Naming the symptoms provides the ability to organize the experience. As an example, a patient presents the physician with a list of symptoms such as nausea, headache and fever. The physician assesses the symptoms, conducts a battery of diagnostic tests and determines the patient has a “mass.” A respected, credentialed, and competent physician gives the symptoms a name and identifies the cause. The diagnosis now organizes what was previously vague and unclear. A team of physicians would then establish a treatment plan. A surgeon might remove the tumor, a radiologist might bombard it with radiation, or an oncologist might poison it with chemotherapy. If we name the demon, the demon can now be cut out, burned, or poisoned. A diagnosis of “low self-esteem” links together a vague collection of symptoms. The focus is on the symptoms but not the cause. Symptoms cannot be cut out, burned, or poisoned. The diagnosis is in of itself a poison. It creates an internalization of meaning that is skewed, reactive, and distorted. “I have low self-esteem” is comparable to saying, “I am an incurable, defective, and pathetic human being.” This demon cannot be cast out.

Naming symptoms provides the means to have power over the unknown. Early in human history, ancient Neanderthal warriors painted images of the animals they intended to hunt on the walls of caves. Cultural anthropologists theorize this ritual “captured the spirit of the animal” prior to the hunt. In this mindset, the hunters slay what had already been captured!
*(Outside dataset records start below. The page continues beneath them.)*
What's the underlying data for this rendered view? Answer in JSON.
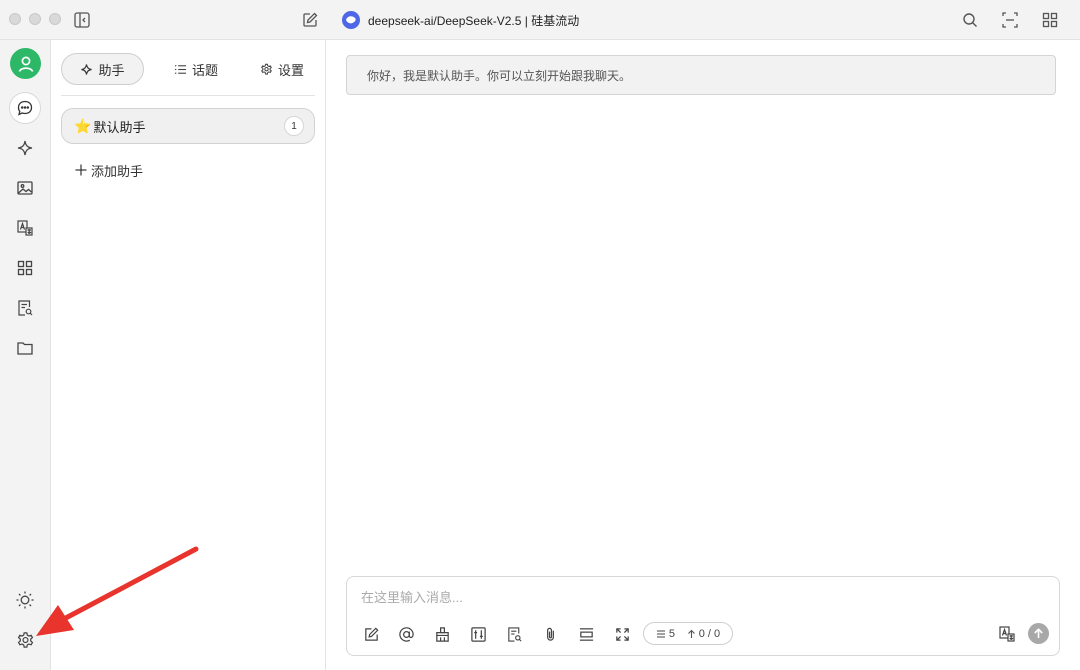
{
  "window": {
    "model_title": "deepseek-ai/DeepSeek-V2.5 | 硅基流动"
  },
  "rail": {
    "items": [
      "user-avatar",
      "chat-icon",
      "sparkle-icon",
      "image-icon",
      "translate-icon",
      "apps-grid-icon",
      "document-search-icon",
      "folder-icon",
      "theme-sun-icon",
      "settings-gear-icon"
    ]
  },
  "panel": {
    "tabs": [
      {
        "label": "助手",
        "icon": "sparkle-icon"
      },
      {
        "label": "话题",
        "icon": "list-icon"
      },
      {
        "label": "设置",
        "icon": "gear-icon"
      }
    ],
    "assistant": {
      "emoji": "⭐️",
      "name": "默认助手",
      "count": "1"
    },
    "add_label": "添加助手"
  },
  "main": {
    "welcome": "你好，我是默认助手。你可以立刻开始跟我聊天。",
    "composer": {
      "placeholder": "在这里输入消息...",
      "context_count": "5",
      "tokens": "0 / 0"
    }
  },
  "annotation": {
    "color": "#e8342c",
    "target": "settings-gear-icon"
  }
}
Organizing reality in this way met primitive needs to take control over a situation. This same dynamic is also operative in naming an illness or a disease. It will fend off feelings of powerlessness. There is power in knowing! Knowing provides a sense of coherence, a mastery and dominion over the circumstance or situation. Defining a problem using the concept of self-esteem, especially “low” self-esteem, creates pathology as a way of organizing human experience. Does it make sense to organize around deficiencies, weaknesses, and problems?

Self-esteem is vague and ambiguous, ethereal and mysterious, like the shadowy mist rising from the swamp. The unconscious mind struggles to understand ambiguity and the problem with the concept of self-esteem is that it attempts to define something that is non-specific. Using ambiguous words to describe an event, feeling, situation or need makes it difficult to create “meaning.” As a college instructor, if I told my students to write a ten-page essay on beauty, love, or freedom, they would say, “Huh?” However, if I assigned a ten-page paper on the most beautiful sunset they had ever seen, or what it was like the first time they fell in love, or what the Declaration of Independence, the 4th of July, and a fireworks display means to them since 9-11, the task would be easily “doable”. These instructions are far more specific.

One of the components of our search is our basic need to be competent. Competence and confidence represent an essential need that begins at birth and continues until death. When a sojourner tells me he is suffering with a self-esteem problem, it is a cue that he feels incompetent to handle or manage a particular situation in the immediate present. In response, I usually ask, “Is there something going on in your life right now that you do not feel competent or confident to manage?” The question seems to elicit shock and a certain level of nakedness, as though I were a mystical clairvoyant. “How did I know?”